Saturday, January 14, 2012

Periodically, I find it both helpful and necessary to leave my routine and spend time reflecting on who I’ve become and what I want still to do. Such ruminating used to find a welcome home at St. Benedict’s Monastery in Snowmass, Colorado. There the dozen or so monks welcome those folk who, like me, need time apart.

It really is a lovely place. Like an island to a shipwrecked sailor, the monastery rests in the center of a vast valley. Each time I drove onto the property, a palpable sense of peace surrounded me. I cherish the memory of those holy times.

I would often bring more books than I should and make more plans than I ought. But then there were those times when I focused less on projects and more on place. Sitting with the brothers in their simple sanctuary, breathing deep and slow, I remembered again what really matters.

Contemplating those sacred times apart, my thoughts turn to the writing of Thomas Merton. Merton was a Trappist monk who captivated much of the world with his honest writings of the spiritual journey. A sentence or two from his work can be all the fodder one needs to feed the soul. I’ll never forget the time I was pulled up short with this profound thought: “The intention to please God, pleases God.” It may not seem like much to some but for those of us who live with questions and doubt, such a promise is deeply comforting.

And thinking of honest writers, one of my favorites is Anne Lamott whose take on things spiritual is quirky to say the least.

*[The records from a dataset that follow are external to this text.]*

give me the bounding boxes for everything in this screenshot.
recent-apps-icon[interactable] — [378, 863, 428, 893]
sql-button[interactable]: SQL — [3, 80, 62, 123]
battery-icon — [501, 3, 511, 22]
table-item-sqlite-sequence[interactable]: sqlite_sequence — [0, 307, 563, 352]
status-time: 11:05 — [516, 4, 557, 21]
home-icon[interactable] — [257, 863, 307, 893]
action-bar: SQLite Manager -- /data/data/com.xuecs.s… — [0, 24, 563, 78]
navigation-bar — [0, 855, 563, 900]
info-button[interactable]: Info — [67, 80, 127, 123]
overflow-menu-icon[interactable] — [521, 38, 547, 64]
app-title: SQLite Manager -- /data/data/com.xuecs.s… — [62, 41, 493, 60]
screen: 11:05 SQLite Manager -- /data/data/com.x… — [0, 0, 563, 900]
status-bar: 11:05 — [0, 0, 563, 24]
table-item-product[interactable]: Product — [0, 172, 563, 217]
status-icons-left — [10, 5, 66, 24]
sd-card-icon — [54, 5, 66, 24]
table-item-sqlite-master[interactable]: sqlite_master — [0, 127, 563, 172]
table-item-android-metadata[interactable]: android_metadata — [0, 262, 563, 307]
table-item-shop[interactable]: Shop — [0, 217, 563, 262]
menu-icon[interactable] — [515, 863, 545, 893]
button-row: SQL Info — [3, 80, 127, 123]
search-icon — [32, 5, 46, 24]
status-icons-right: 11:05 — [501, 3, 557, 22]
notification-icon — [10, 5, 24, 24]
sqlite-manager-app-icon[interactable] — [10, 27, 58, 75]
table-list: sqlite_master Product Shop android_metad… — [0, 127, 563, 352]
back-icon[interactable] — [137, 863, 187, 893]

Here’s one that I’ve been carrying around in my notebook waiting to share it with you: “You can safely assume you’ve created God in your own image when it turns out God hates all the same people you do.” That particular perspective is revealed, over and over again, in a couple of my favorite books by Anne: “Traveling Mercies” and “Bird by Bird”. Great reading for your next retreat.

Another resource for reflection comes not from a Christian monk but a Buddhist, Jack Kornfield. He reminds me again of the discipline involved in the spiritual quest with a clever quip: “There is no McMeditation.”

James Finley, whose book, “The Contemplative Heart,” is an excellent guide to take on your retreat. Finley used to have a poster in his office that read…“Things to do today: inhale, exhale, inhale, exhale, inhale, exhale.”

Going on retreat, whether to a beautiful monastery or to the privacy of, as Virginia Woolf put it, “a room of one’s own,” allows us to see the world around us in ways that can be transforming. Nikos Kazantzakis captured a sense of that conversion experience when he wrote… I said to the almond tree, “Sister, speak to me of God.” And the almond tree blossomed.

Toward the end of his life, Merton became keenly interested in Buddhism. In fact, he was in Bangkok dialoging with monks from all different religions the very day he was accidentally killed. Here is a comment of his that transcends religious differences and gets to the heart of any healthy spirituality: “What we have to be is what we are.”

If all this seems just too serious, allow me to offer one final quote from Merton’s profound pen: “What is serious to men is often very trivial in the sight of God. What in God might appear to us as play is perhaps what God takes most seriously.”

It would be so helpful if just once when the preacher asks us all to bow our heads and assume the position of prayer; she’d give us a sly, little grin and say instead, “Let us play!”